Girls Are Coming (Midwest Reflections)
With the passage of the Equal Employment Act of 1972 many women found doors opened to jobs that had previously been reserved for men. Carlson was the first woman hired as a pipefitter by Minnegasco, the Minneapolis Gas Company. In this memoir, Carlson tells sometimes shocking, sometimes funny, anecdotes of her efforts to break new ground for working class women.
In 1974, Carlson was a confused college student seeking a good paying full time job that would allow her to attend classes in the evening. She began her career at Minnegasco as a meter reader, one of the first women so employed but not the first. After a traumatic encounter with a racist homeowner (set up by a fellow employee), she sought a transfer to the buildings and grounds division. Predictably, she met great resistance from some fellow employees who muttered comments about “women libbers” and “lezzies” taking men’s jobs. Much to her surprise, though, it was her gender that caused problems, not her race, those battles having already been fought and mostly won at Minnesgasco by African-American men years before.

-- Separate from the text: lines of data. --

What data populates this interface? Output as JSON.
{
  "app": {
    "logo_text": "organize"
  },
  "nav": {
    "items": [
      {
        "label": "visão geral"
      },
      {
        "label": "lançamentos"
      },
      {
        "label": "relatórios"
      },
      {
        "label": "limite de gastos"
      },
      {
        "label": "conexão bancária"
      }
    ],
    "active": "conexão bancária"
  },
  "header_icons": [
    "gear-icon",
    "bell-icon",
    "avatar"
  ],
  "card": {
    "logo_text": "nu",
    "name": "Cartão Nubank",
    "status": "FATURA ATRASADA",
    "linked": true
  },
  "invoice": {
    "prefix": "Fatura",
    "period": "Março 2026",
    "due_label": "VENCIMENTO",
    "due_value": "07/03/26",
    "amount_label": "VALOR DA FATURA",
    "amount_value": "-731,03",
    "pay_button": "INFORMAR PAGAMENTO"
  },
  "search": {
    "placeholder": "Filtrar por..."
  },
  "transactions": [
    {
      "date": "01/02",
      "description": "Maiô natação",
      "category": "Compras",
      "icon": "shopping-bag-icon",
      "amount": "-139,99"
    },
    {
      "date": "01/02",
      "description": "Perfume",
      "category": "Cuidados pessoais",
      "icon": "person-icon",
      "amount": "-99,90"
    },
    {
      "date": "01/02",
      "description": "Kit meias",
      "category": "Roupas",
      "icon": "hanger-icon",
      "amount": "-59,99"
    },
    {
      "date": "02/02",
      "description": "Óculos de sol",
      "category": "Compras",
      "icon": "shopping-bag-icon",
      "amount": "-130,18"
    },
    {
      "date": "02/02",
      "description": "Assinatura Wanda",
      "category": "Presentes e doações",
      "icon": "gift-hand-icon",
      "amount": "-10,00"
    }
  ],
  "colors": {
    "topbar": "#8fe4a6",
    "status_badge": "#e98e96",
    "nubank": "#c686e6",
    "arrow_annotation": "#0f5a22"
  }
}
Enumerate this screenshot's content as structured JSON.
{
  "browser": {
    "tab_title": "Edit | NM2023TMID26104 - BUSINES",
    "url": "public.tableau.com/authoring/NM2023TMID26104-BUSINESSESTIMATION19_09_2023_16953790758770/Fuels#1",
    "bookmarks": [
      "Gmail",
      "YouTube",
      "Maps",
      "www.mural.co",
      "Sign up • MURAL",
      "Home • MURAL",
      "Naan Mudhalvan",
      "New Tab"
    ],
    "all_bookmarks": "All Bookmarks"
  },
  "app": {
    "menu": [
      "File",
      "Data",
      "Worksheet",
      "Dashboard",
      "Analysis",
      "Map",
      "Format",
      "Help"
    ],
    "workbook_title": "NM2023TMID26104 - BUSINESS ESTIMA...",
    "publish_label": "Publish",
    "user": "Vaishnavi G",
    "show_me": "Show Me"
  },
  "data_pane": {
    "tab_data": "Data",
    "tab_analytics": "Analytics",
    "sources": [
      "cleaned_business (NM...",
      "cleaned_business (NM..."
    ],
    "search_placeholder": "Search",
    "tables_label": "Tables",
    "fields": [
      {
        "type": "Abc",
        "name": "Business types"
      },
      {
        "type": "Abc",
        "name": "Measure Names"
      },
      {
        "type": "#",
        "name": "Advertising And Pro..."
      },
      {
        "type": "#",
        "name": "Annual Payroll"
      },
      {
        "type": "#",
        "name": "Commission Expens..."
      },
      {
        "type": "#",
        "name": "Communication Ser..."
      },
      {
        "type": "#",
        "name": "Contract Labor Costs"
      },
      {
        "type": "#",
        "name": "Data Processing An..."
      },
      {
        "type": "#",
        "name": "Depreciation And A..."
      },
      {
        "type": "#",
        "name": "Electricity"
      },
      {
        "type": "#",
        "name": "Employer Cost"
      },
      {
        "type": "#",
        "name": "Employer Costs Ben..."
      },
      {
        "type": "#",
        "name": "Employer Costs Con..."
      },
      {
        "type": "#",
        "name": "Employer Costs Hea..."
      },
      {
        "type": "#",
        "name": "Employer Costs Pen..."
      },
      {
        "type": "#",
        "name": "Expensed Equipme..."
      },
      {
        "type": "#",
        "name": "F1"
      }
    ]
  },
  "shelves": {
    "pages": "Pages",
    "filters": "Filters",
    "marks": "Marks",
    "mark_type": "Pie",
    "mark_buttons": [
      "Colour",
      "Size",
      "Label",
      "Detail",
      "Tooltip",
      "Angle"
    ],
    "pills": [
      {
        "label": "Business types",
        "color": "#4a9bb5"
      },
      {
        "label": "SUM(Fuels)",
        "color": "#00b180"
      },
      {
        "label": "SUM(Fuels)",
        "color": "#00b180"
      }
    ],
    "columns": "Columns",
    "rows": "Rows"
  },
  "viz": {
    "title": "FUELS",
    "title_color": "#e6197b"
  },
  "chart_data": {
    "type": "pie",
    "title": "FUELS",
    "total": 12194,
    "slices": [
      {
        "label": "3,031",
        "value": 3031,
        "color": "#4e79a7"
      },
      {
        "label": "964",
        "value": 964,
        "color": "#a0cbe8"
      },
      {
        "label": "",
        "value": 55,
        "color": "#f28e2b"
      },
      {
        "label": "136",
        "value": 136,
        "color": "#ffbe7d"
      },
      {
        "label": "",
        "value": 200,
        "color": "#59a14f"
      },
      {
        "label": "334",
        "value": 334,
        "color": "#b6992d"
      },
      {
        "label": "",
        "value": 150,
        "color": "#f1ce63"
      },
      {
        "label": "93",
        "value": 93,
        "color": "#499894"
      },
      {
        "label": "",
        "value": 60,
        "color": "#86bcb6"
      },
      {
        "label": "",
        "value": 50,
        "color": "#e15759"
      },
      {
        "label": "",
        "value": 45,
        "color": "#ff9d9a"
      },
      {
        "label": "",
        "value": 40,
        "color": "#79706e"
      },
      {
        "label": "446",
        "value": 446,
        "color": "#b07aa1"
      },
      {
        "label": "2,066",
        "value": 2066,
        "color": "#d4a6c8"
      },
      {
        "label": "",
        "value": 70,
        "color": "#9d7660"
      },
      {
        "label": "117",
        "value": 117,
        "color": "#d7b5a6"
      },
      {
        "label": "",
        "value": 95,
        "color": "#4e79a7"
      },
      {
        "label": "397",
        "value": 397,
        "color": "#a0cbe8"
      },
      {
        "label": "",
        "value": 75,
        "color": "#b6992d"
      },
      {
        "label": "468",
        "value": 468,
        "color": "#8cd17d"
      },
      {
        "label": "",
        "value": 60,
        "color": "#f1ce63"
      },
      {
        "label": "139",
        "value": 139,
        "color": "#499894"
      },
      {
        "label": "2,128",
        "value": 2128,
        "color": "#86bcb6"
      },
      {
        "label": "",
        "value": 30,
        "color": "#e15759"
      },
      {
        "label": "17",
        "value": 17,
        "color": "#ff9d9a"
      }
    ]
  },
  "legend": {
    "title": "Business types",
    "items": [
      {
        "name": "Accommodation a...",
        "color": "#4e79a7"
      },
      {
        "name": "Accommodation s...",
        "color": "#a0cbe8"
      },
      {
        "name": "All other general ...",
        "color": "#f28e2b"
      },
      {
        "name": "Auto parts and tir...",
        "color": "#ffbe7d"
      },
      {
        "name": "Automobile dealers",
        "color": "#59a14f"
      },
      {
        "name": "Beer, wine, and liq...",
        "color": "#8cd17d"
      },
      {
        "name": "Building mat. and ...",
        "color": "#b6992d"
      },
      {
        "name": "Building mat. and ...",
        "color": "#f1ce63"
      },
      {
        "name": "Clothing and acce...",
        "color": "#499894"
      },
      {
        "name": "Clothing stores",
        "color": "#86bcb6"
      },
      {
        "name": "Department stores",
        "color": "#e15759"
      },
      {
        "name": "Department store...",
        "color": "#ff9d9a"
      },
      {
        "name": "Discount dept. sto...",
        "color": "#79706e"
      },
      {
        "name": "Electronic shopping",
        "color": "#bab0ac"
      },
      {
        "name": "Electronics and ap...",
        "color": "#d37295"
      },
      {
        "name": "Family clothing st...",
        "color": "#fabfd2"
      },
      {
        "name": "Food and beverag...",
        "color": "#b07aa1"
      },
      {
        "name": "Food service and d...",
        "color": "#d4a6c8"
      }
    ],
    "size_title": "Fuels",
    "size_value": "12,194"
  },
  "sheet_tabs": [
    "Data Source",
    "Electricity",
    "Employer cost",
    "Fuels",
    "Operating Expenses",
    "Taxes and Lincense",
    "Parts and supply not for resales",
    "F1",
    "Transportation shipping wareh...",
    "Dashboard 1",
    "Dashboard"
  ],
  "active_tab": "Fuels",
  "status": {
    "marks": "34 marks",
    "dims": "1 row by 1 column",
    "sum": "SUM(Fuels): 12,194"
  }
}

The best anecdotes concern not the opposition she received but her co-workers? often fumbling efforts to welcome and accommodate her, such as the time she and a male co-worker were making a repair in a men’s restroom. As a warning to unsuspecting users, her co-worker wrote a sign on a piece of cardboard: “GIRL AT WORK.” Sensing that something about his efforts were not quite right, he stared at the sign, frowned, turned it over and wrote “FEMALE AT WORK—STAY OUT.” Political correctness takes a small step forward.
The Midwest Reflections series of which this book is a part was conceived in part by the press as an opportunity to give a voice to groups whose voices are often missing from the printed record—the working class, rural housewives, etc. It is a pity then, that Carlson seems to have inherited the class prejudices of her upper middle class mother who was appalled to learn her baby girl was taking a job with the gas company. “How misinformed my mother was to think that I could become romantically involved with a gasman,” she writes at one juncture in a comment whose phrasing reveals as much about her own sentiments as it does her mother’s. Another time she thinks, “How could I have been stupid enough to think that I could work with these people?” These people—a different breed obviously.
At the end of her memoir, Carlson reveals that she kept a journal during her years at Minnegasco because she knew that she would eventually write a book about her experiences. With this piece of the puzzle, the narrative perspective becomes clearer. The voice represented in the book is not that of a groundbreaking working class woman, but rather a middle class writer in search of material.